TEIXEIRA, Anísio. O mito da cultura geral no ensino superior. Boletim Informativo CAPES. Rio de Janeiro, n.41, 1956. p.1-2.

O MITO DA CULTURA GERAL NO ENSINO SUPERIOR

Anísio S.Teixeira

O ensino superior brasileiro, a despeito do seu objetivo, declarado, de preparar especialistas e profissionais, mantém em sua organização muito do que poderíamos chamar espírito de cultura geral.

Com efeito, entre nós, a idéia de cultura geral, em conseqüência de arcaico conceito medieval, implica sempre em cultura enciclopédica. A premissa longínqua é a de que a cultura é um todo, não só no sentido de unidade mas no sentido de algo completo. Tal qual era na idade média. Como porém a cultura de hoje, longe de ser um todo e longe sobretudo de ser algo completo, é extremamente diversificada e múltipla, entendeu-se que cultura geral seria ensinar tudo. Os currículos se fazem, então, cumulativos. Cada novo campo de estudo, cada nova ciência vem somar-se às demais. E não há acabar. Em medicina, em direito, em engenharia e nos cursos novos das faculdades novas, o ideal acalentado seria o de ensinar tôdas as matérias a todos os alunos. Em engenharia e nas faculdades de filosofia, ciências e letras, como seria de todo impossível o esquema, há cursos diversos. Mas, nem por isto cada curso deixa de ser enciclopédico. O preparo de um professor de inglês faz-se em um curso onde se ensina tanta cousa que pouco tempo sobra para o inglês. O aluno sai um especialista em línguas anglo-germânicas, não sabendo essas línguas nem nenhuma das outras diversíssimas cadeiras e disciplinas que estuda ...

Por trás de tudo isto está o falso conceito de cultura geral e o arcaísmo medieval da cultura ser um todo ...

Será mesmo que nos seja impossível conceber a cultura especializada? Nos países civilizados, discute-se o problema de como proceder-se à especialização sem abandono completo da cultura geral. O nosso problema é o oposto. Será que não podemos cuidar um pouco do preparo do especialista?

Os cursos para especialistas são, por excelência, anti-enciclopédicos. Importam sempre na escolha de um campo maior de estudos, em que se despenda a maior parte do tempo do aluno, e em estudos menores ou accessivos, relacionados com o campo maior e necessárias para sua completa cobertura.

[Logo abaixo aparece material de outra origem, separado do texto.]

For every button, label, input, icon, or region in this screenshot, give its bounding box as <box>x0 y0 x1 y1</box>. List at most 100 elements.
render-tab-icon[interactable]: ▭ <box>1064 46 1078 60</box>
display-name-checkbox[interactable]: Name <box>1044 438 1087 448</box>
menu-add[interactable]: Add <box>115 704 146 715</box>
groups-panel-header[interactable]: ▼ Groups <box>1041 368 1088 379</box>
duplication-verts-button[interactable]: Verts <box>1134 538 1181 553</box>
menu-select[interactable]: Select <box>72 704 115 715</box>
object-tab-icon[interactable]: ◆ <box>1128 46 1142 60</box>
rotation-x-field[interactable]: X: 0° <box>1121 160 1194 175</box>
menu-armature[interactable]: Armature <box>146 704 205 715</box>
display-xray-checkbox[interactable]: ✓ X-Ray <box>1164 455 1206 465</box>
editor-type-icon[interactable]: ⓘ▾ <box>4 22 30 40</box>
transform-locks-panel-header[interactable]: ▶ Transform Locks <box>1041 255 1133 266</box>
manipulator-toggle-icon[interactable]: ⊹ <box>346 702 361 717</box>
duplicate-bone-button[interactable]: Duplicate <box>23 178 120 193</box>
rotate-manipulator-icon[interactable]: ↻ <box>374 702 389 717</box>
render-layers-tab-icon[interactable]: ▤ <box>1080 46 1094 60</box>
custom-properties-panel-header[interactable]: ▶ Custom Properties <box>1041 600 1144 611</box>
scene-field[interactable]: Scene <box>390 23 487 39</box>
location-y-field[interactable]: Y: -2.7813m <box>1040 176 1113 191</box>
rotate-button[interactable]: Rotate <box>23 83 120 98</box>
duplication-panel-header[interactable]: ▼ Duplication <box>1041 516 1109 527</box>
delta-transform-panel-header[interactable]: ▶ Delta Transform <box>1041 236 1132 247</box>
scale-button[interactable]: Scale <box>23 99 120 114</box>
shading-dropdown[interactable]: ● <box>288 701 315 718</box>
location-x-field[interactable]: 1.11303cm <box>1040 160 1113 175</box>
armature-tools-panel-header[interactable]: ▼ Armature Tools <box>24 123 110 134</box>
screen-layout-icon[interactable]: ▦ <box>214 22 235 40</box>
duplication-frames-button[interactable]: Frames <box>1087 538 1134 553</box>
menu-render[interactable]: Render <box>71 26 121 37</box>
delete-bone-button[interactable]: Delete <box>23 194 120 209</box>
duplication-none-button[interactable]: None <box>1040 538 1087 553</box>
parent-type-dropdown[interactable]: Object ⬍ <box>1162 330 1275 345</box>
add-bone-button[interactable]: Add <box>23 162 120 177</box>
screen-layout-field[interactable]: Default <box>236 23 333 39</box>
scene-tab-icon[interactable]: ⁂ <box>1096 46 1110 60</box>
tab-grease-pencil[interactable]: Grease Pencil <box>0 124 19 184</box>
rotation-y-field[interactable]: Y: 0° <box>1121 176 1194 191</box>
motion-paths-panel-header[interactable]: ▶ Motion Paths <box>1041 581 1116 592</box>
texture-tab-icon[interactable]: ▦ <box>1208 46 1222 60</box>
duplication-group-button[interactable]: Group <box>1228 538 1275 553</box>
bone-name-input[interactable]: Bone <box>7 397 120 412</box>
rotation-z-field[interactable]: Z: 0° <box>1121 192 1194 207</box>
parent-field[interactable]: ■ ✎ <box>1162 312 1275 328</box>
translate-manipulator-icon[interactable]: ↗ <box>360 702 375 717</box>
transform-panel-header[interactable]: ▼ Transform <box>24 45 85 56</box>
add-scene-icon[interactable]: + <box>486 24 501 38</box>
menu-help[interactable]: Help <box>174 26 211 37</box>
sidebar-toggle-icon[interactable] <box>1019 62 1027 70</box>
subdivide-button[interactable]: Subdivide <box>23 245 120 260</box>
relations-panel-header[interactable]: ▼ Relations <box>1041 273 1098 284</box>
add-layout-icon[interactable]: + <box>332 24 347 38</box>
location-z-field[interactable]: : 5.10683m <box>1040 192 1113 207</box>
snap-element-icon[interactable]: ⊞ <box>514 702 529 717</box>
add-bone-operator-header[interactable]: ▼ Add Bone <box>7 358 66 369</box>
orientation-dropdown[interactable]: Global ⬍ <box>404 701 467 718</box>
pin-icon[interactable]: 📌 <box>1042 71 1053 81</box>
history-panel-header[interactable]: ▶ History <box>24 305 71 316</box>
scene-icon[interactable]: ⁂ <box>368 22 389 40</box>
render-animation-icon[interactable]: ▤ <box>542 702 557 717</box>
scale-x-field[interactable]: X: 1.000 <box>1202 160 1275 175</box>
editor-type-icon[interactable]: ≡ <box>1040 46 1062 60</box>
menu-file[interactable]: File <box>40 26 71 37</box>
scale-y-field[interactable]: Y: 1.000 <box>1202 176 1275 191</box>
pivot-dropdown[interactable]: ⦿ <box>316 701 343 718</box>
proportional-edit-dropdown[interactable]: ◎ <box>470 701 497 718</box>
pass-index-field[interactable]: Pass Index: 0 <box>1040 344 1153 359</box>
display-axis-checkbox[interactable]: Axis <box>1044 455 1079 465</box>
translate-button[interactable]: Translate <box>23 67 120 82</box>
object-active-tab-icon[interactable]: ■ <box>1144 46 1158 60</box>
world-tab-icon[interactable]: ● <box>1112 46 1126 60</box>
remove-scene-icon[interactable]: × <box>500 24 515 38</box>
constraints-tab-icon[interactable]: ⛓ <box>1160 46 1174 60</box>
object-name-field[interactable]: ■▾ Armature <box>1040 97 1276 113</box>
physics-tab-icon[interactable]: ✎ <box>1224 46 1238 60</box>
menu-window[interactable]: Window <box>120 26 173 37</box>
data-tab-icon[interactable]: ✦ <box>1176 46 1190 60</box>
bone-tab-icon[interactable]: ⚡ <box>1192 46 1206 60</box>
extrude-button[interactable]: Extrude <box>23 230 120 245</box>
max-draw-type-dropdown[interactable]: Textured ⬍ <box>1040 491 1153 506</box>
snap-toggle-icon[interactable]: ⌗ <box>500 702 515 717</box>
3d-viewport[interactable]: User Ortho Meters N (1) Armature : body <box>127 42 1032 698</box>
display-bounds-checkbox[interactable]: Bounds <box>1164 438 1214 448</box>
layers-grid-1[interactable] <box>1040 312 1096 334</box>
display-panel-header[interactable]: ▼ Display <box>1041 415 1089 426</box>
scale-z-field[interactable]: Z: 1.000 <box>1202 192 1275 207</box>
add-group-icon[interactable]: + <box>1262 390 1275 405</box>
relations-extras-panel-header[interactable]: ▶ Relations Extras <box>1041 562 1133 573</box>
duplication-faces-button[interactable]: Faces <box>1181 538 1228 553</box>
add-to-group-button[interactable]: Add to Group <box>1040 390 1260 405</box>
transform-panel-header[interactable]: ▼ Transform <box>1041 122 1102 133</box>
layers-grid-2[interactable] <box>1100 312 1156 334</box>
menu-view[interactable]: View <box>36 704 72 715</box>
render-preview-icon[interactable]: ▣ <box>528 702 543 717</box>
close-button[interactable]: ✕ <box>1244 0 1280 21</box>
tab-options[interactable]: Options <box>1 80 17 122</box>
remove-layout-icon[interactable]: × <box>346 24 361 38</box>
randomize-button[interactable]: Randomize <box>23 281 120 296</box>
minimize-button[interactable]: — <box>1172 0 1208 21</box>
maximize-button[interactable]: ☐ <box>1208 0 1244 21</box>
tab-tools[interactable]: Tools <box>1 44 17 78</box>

Cada cadeira ou disciplina do ensino superior pode constituir um dêsses campos maiores e em tôrno dela se juntam os estudos menores das demais cadeiras relacionadas com a maior. Assim, nenhum professor deixa de dar um curso completo ou avançado de sua cadeira e cursos complementares por meio dos quais a sua cadeira colaboraria com os cursos maiores das demais cadeiras.

Isto feito, logo se compreende a variedade e flexibilidade dos cursos superiores. Haveria, pelos menos, tantos cursos quantas cadeiras. Em direito, em medicina, em engenharia, em filosofia, em ciências, em letras, teríamos dado então início ao preparo do especialista. Quando quiséssemos preparar o profissional, modalidade mais complexa do especialista, também organizaríamos o curso com estudos maiores e menores, que se seguiriam aos estudos propedêuticos ou básicos. Assim, o médico, depois de um curso propedêutico, sem que seja enciclopédico, teria a cadeira de clínica como maior, seja clínica geral ou especializada, e certas outras cadeiras indispensáveis como complementares. Dois terços do seu tempo seriam dados à clínica escolhida e o outro têrço aos estudos complementares. Logo veríamos as escolas de medicina com um curso propedêutico ou básico e tantos outros cursos quanto os das clínicas especializadas e os das especialidades científicas no campo da medicina, formando clínicos-internistas, cirurgiões, clínicos especializados e médicos especialistas nos diversos ramos das ciências biológicas e médicas. Em direito, a mesma cousa, formando essa escola juízes, advogados, promotores e especialistas em ciências jurídicas ... O mesmo em engenharia, etc., etc.

Creio não ser difícil ver quanto essa mudança de estrutura em nossos cursos superiores viria retirar-lhes o vago caráter absurdo, que os cursos atuais possuem, e que tanto concorre para a sua intrínseca falta de seriedade.